@Sterling Hiebert I have no idea why they wouldn’t show the contributions. As @Colleen F. mentioned, it would be best to call TD Ameritrade and ask them how much you contributed for each year. I would then explain to them what happened and have them help you recharacterize your contributions to IRA contributions.
The process for calculating earnings is laid out in IRS Publication 590a under Recharacterizations. https://www.irs.gov/publications/p590a#en_US_2019_publink1000230678
If you were making monthly contributions…you should technically do this calculation for each contribution.
There’s no tax and no penalty if you do this before you file your taxes. (other than the tax on earnings)
Good idea. I don't see why this couldn't be converted to a Roth via the Back-Door Contribution. Make sure that you don't have any other IRA money in existence, or it will be a taxable conversion. Make sure you follow the rules. :-) There's no reason to set up a separate Roth to do a backdoor Roth contribution though, you can just convert it to your Roth as usual.
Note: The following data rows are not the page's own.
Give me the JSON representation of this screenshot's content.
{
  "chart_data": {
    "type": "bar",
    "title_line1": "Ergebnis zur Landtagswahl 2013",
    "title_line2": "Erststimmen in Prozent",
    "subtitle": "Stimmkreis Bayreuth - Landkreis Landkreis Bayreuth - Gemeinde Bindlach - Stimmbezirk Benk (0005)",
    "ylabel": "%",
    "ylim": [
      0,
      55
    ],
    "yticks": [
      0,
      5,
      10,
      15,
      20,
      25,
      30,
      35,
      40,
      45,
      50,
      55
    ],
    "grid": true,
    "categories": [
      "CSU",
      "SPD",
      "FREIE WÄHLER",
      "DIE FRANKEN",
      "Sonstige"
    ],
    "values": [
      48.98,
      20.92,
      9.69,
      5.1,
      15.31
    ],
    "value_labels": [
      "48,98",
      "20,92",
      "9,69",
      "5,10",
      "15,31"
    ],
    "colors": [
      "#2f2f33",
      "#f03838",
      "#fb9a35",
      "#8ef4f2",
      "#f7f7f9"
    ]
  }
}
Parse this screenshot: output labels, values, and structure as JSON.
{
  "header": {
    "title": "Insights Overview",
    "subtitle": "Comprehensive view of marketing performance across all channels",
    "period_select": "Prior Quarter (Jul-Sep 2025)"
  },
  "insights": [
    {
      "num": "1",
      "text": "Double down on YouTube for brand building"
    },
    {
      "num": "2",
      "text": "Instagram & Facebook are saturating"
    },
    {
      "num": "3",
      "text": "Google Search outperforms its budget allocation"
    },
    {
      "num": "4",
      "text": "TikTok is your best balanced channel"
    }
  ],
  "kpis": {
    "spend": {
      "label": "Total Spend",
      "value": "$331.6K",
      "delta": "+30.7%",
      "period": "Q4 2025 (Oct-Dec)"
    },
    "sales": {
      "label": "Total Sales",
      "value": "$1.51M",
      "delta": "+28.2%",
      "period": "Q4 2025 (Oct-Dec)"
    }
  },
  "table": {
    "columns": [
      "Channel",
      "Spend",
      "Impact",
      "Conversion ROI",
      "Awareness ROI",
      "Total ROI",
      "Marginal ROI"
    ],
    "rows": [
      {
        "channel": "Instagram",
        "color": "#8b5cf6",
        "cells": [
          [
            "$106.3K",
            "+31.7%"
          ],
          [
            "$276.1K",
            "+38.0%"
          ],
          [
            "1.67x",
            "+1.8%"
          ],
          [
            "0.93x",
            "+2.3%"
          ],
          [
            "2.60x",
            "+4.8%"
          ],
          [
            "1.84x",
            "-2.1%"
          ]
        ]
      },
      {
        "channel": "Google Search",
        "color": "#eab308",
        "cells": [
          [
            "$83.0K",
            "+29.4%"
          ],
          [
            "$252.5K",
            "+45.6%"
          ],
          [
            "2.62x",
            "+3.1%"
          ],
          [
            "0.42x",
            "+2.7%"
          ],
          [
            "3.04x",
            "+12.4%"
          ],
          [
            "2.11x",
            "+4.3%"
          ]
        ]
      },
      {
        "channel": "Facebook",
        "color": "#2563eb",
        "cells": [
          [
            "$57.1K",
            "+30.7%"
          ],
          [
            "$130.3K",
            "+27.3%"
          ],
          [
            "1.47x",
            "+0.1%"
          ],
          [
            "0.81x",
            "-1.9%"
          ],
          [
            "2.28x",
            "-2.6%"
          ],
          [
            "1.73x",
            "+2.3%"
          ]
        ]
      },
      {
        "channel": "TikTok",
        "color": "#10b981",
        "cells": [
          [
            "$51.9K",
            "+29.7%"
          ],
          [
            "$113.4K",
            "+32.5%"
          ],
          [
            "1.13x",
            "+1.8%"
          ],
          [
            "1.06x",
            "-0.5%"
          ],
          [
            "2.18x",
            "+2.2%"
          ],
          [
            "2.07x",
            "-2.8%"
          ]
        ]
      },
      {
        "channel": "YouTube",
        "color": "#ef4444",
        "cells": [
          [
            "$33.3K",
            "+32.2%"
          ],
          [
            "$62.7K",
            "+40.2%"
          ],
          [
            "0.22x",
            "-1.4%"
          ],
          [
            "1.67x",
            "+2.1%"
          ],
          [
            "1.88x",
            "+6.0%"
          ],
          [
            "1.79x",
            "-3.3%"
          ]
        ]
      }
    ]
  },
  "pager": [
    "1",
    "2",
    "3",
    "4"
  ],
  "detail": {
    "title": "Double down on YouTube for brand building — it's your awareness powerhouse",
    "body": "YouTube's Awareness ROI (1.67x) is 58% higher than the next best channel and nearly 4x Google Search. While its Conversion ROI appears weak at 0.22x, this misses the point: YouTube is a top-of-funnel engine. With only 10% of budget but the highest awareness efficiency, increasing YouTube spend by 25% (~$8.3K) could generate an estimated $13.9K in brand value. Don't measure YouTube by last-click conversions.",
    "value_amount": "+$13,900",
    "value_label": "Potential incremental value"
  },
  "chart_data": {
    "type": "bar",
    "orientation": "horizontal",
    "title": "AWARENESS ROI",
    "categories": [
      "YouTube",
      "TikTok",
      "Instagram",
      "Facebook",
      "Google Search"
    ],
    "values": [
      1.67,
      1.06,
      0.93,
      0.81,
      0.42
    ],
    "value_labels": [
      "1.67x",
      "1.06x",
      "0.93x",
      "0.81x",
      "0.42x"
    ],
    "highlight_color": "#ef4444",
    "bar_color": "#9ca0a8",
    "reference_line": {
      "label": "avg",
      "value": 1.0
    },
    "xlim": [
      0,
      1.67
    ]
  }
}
I wouldn’t think you would run into any fees with this. I like Fidelity.
Final Note: This is a super complicated set of transactions so don’t feel bad if it gets messed up. And do not be surprised if you get a letter from the IRS in a year or so. It’s not a huge deal, just make sure you are following the rules and give them the additional information they need or correct anything that needs correcting. Feel free to reach out if you have any questions.
P.S. This is just a forum post, not tax, legal, or financial advice. You're not my client, and its not my fault if you screw it up, lol.